Nobody has published a credible number. Back-of-envelope math suggests an active user doing daily ingests and weekly full-wiki lints could spend roughly five to fifty dollars a month on a frontier model like Claude Sonnet or Opus, depending on wiki size and usage intensity. Cheaper models cut that substantially, local models eliminate the marginal cost but cost quality. Set a budget cap on your API key before you start. Treat any numbers you see in blog posts as estimates until someone publishes a real study.

What happens when the LLM hallucinates a fact and writes it into my wiki?

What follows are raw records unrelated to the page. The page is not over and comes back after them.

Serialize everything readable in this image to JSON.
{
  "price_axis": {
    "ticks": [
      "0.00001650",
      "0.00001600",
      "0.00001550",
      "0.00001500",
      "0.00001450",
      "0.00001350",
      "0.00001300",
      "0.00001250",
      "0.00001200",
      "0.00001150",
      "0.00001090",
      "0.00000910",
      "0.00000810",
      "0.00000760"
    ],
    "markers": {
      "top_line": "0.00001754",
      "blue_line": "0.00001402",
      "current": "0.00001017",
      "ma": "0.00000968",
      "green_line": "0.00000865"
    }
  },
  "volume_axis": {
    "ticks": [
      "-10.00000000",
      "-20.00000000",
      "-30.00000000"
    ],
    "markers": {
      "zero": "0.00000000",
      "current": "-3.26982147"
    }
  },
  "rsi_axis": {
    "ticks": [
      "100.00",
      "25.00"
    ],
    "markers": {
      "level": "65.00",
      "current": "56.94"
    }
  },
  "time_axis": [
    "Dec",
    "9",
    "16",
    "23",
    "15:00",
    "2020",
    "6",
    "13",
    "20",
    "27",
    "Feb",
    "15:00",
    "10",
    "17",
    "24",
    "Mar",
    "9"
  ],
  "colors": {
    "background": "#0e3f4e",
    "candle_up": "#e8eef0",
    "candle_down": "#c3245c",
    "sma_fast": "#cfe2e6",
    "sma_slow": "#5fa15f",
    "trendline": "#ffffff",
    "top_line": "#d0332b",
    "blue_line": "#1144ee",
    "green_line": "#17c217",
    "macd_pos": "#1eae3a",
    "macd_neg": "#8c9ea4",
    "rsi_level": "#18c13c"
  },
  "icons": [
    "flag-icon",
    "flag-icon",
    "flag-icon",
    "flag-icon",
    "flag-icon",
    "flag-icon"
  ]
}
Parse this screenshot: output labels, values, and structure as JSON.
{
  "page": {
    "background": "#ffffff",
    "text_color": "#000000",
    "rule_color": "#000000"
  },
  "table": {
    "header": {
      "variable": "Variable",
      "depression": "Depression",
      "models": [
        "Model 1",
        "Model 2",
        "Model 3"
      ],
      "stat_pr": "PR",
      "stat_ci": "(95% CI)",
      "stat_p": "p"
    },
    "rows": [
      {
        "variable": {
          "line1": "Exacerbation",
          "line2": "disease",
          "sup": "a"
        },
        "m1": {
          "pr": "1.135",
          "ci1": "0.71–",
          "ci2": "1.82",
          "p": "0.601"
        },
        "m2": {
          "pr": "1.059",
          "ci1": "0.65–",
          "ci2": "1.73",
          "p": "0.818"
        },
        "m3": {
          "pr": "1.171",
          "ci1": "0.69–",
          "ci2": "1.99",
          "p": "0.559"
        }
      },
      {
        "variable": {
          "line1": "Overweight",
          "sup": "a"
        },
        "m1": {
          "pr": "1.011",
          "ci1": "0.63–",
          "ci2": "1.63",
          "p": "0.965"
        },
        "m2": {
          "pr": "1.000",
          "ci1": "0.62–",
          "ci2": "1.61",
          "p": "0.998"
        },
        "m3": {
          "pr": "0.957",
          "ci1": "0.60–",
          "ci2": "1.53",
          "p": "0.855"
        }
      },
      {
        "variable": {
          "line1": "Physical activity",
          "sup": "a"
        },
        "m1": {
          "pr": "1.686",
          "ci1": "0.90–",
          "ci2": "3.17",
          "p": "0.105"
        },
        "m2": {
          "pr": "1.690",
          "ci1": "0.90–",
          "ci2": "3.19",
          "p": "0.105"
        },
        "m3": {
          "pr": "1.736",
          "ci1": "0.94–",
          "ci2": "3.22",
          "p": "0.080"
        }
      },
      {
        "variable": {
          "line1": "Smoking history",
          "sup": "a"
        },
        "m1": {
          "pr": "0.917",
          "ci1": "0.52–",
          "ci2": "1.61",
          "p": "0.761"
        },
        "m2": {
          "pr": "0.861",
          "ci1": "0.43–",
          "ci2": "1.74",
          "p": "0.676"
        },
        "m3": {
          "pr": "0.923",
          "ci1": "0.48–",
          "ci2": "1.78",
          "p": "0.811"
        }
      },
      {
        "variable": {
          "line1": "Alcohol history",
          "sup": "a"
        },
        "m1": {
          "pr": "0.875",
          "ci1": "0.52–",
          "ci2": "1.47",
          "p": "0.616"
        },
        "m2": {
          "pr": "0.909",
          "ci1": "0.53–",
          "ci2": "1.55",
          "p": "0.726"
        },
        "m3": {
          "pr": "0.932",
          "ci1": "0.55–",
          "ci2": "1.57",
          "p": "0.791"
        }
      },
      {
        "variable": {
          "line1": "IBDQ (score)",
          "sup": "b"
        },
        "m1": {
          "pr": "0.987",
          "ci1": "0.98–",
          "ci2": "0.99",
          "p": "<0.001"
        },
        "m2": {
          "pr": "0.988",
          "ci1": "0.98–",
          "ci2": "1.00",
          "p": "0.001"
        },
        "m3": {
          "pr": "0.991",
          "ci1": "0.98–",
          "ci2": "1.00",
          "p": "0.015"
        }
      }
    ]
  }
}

It stays there until you catch it. The linting pass is supposed to find contradictions, but the linter is the same class of model that introduced the error, and self-checking has real limits. The best current defense is to keep raw sources immutable and treat the compiled wiki as regeneratable — if you lose trust in the wiki, rebuild it from sources. For high-stakes contexts (legal, medical, financial decisions), the hallucination risk is currently high enough that you should not use this pattern as a primary knowledge store.

Why have so many "second brain" products died?

The consistent failure mode is that the maintenance burden eventually outweighs the value. Users capture enthusiastically, organize for a few weeks, then drift. Tool hopping compounds the problem — users cycle through systems looking for one that will do the work for them. Evernote, Roam, Mem, Skiff, and Limitless all hit some version of this wall. The Karpathy pattern is interesting specifically because it targets the maintenance wall directly, by letting the LLM do the maintenance. Whether that is enough to break the pattern is still an open question.

Is this safer with local LLMs?

Safer for privacy and cost, yes. Safer for hallucination, not really — open-weight models in the current generation hallucinate more on compilation tasks than Claude Sonnet or GPT-class models, not less. The right answer for most users in 2026 is a hybrid: use a frontier model for the compilation and linting passes, use a local model for casual querying against the finished wiki. Within twelve to eighteen months, local models will probably be good enough to handle the compilation passes too, and the cost calculus will shift.

Should I bother trying this if I'm not a developer?

Probably not yet, if you mean building one yourself from Karpathy's description. The community tooling is early, the workflows are fragile, and the debugging requires comfort with markdown, shell scripts, and prompt engineering. If you want the value without the build, wait a few months for the first wave of productized versions to shake out — or use a domain-specific tool that already implements the pattern for a bounded input like meetings, research papers, or a specific codebase. The ideas will still be here when the tools catch up.